With a last minute change of menu and my Part One desire for danger, meal prep for this year’s Thanksgiving with its little riffs and trills felt like what an orchestra warm up sounds like. Undaunted, I muscled through the prep list on Wednesday: tossing out, incorporating, and improvising what turned out to be, in the end, a very satisfying practice.
It all began with Mozart’s Requiem on Pandora as I chopped The Thanksgiving Trinity (onion, celery, carrot) and browned sausage with a bit of bacon for a recipe I poached from Thomas Keller’s Bouchon. Little more than veg, ciabatta (it’s most exotic ingredient), herbs and meat, the ingredient appeared modest to a fault; but I’d been tasked with “keeping it simple” by the artist-boyfriend and thought Keller would do it up right.
Alas, the fixings failed to hit a single memorable note. Even Greg sniffed at the insipid-tasting combination of pork and bread.
A pound of sauteed-until-crisp-and-brown Creminis un-did the persnickety neatness of the dish, lending a much-needed earthy bass note to pull things together.
To be a Tart
With Greg’s tradition pumpkin pie on the menu, I thought better of my spice apple number and picked up Baking with Julia instead. Why I’ve waited more than half my life to make a classic French Apple Tart is a mystery, but I’m happy as a 5 year-old on Christmas morning that I can still be surprised by something as humble as apple pie. To make the tart, I peeled and sliced half a dozen granny smith apples–sending Greg to the store for more to complete the tart, working now to Hadyn’s Il retorno di Tobia and Bach’s Mass in B Minor, feeling as if the angels (and Julia) were singing to me. After tossing thin slices of apple with cinnamon, sugar, lemon, and a shaved dinner roll, I baked them and then, most satisfyingly, mashed them into a kind of chunky paste. Into a chilled cheddar tart dough went the paste which I painstakingly topped with more sliced apples in a rosette pattern before buttering and dusting with sugar. The result of crust and filling was Miles Davis meets Debussy or Ravel, in a kind of wacky Baz Luhrmann directorial move that ended up making perfect, lovely sense.
Flinging my tried and true roasting method, not to mention all caution, to the wind, I opted for roasting our unstuffed 13 pound bird on top of a mirpoixe for an hour in a 425 degree oven, followed by two hours at 350. The trick to this one is to salt the bird and let it rest uncovered in the fridge for a day or two before hand to allow the skin to tighten and seal in all that lovely turkey essence. Before roasting, rub the turkey with olive oil and more salt and pepper. Place on about 2 cups of mirpoixe and add a cup and a half of turkey broth. That’s it. Tent after an hour when you turn down the oven and baste every 20 minutes until thigh meat juices run clear.
We had a luscious brown bird at the table, bursting with clean juicy poultry flavor.
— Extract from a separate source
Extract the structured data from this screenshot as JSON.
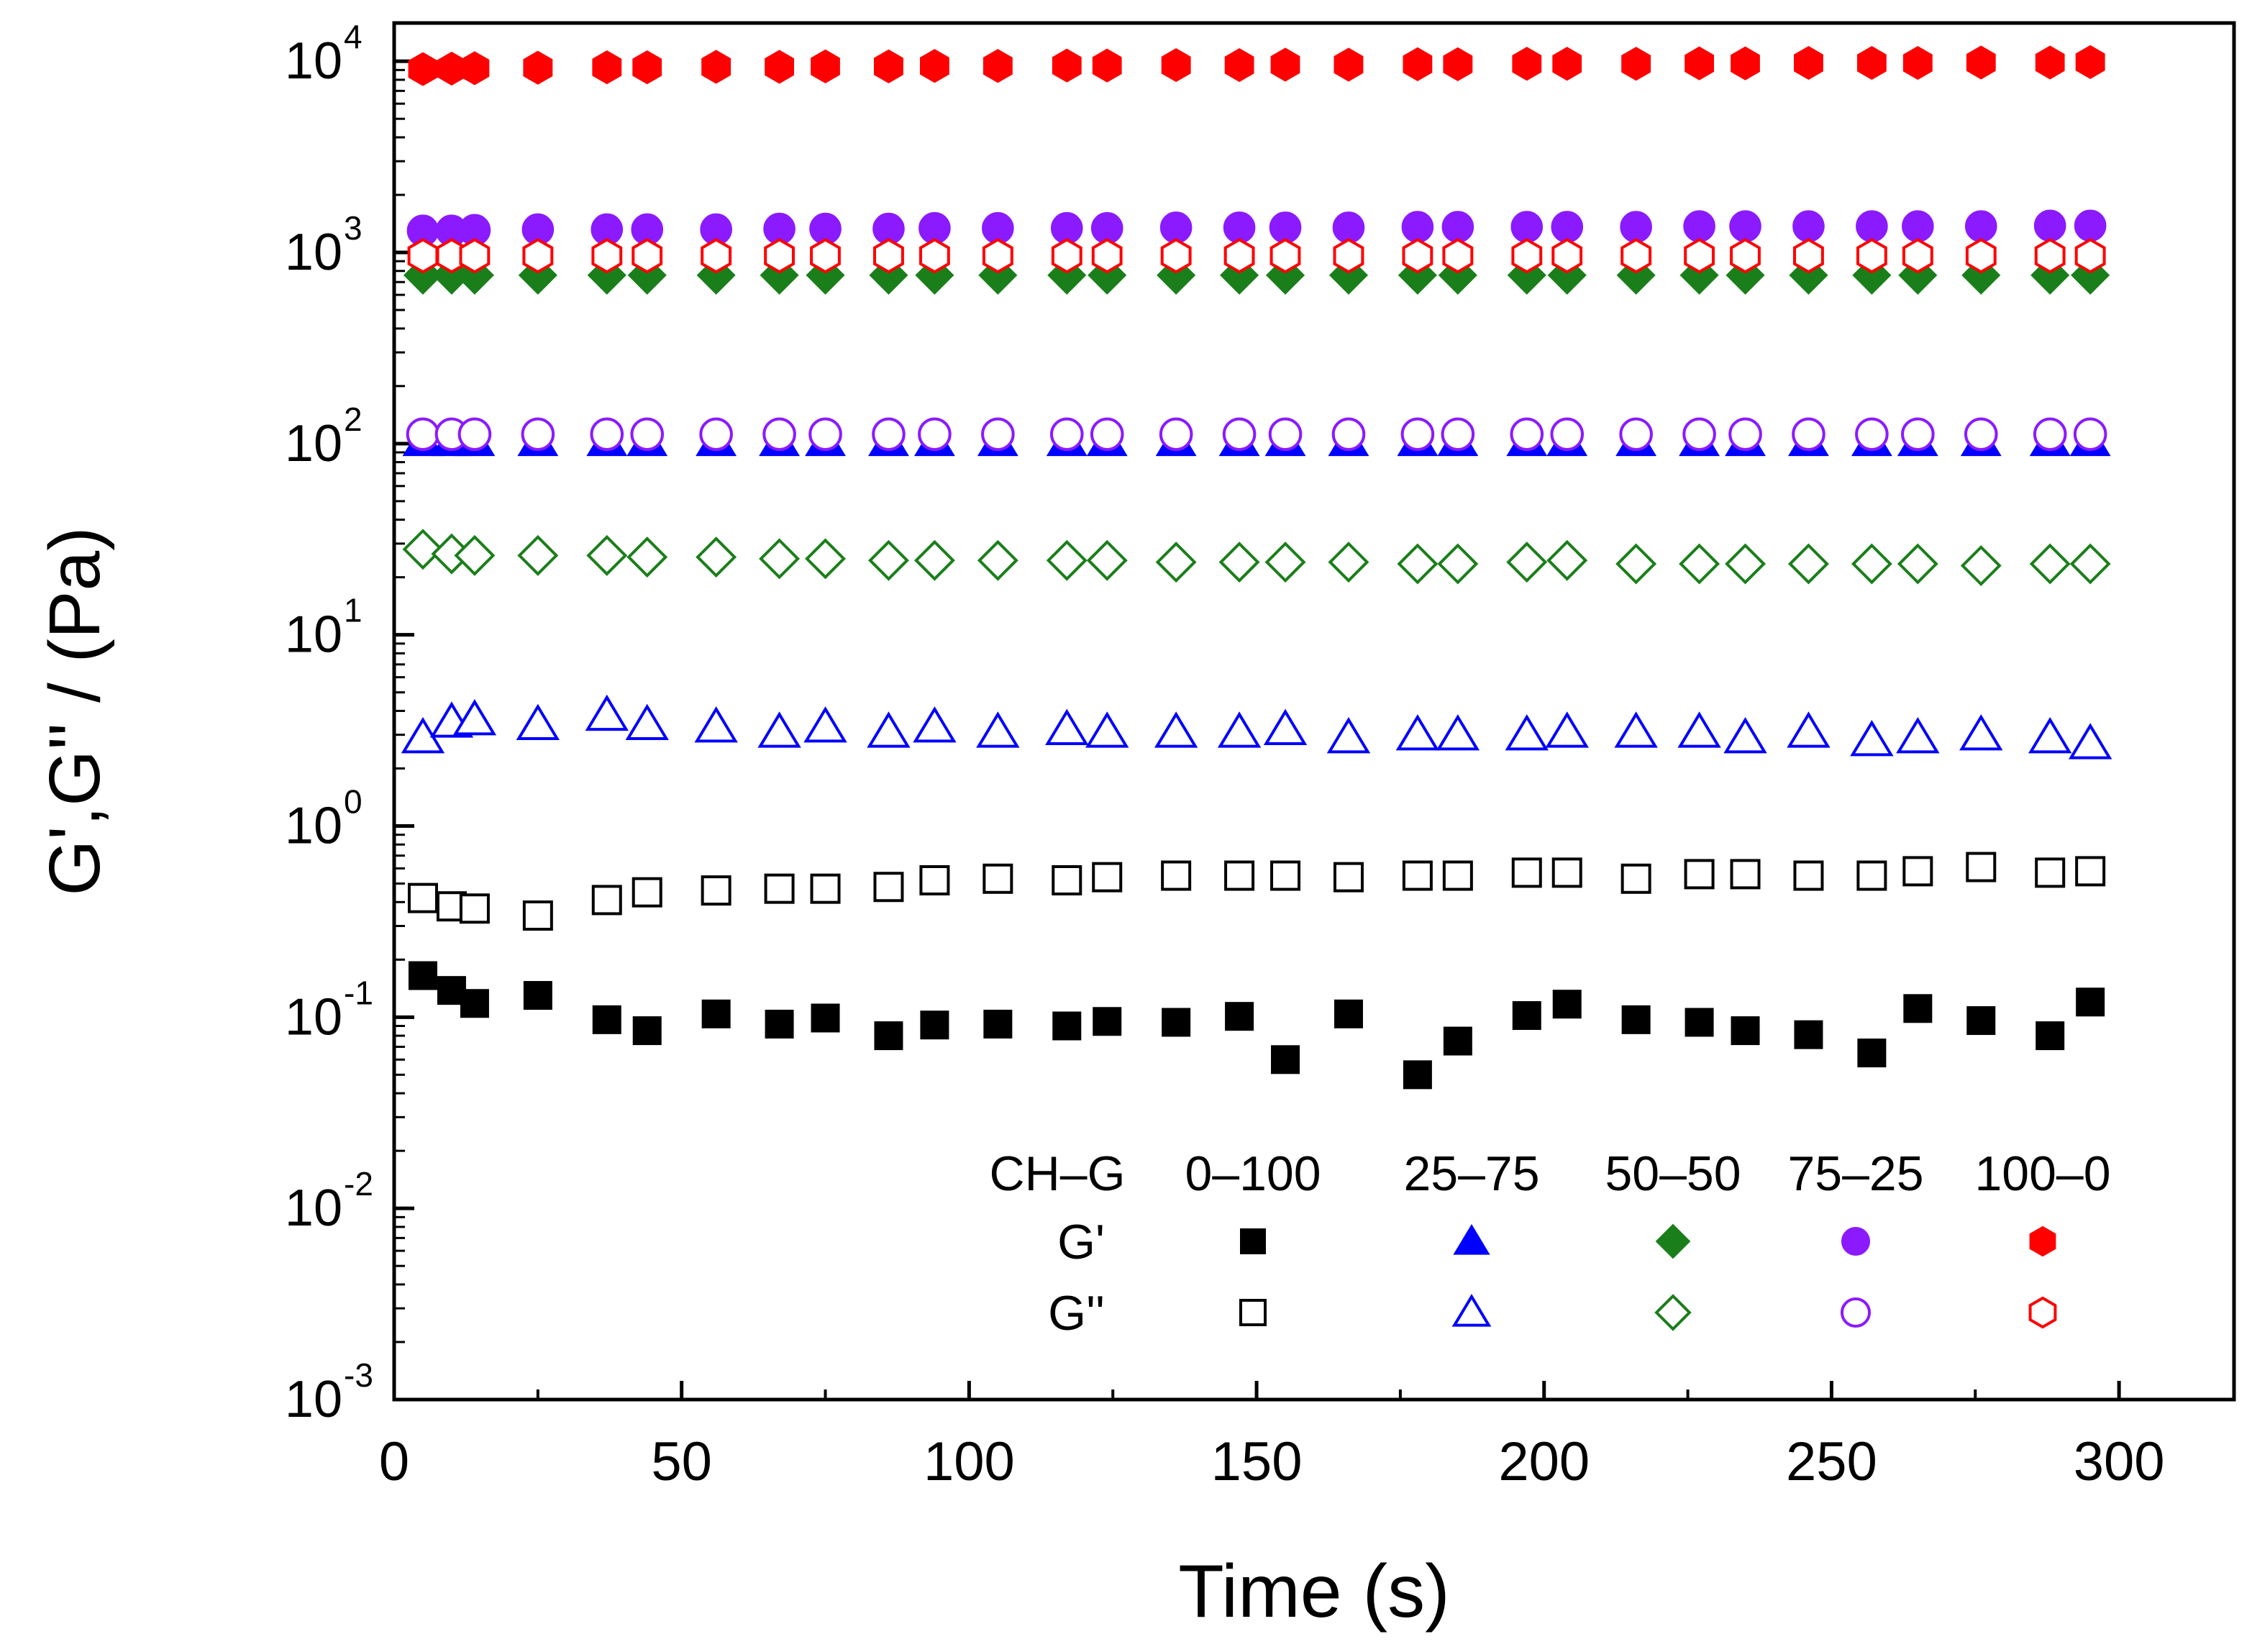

The dripping gravy, made from more turkey stock added to the pan, along with a bit of white wine, cream and cognac silkily dressed my famous garlic mashed potatoes. Together with my homemade cranberry sauce scented with clove and Jonathan Waxman’s escarole and Brussels sprout salad with pickled onion and buttermilk vinaigrette, the meal coupled and uncoupled flavors and textures: there was crunch with bitter, salt with silk, umami mixed with the slightly chewy and the slightly unctuous, and sweet mixed with crisp and a hint of sour.
Food has the ability to do so many things: Comfort, mark, enrich, bind together, and express. And while simple is beautiful, a sense of routine elevated to drudgery can deaden even the loveliest ingredients. I’m with Chef Carla Hall who says that she wants people to taste the love in her food. For me, that means being inspired by new methods or the challenge of creating something lovely and elegant from something that is so simple.
In the end, Greg and his son and I laughed a lot, and shared great food, played board games and watched movies. It’s been decades since I had Thanksgiving like that.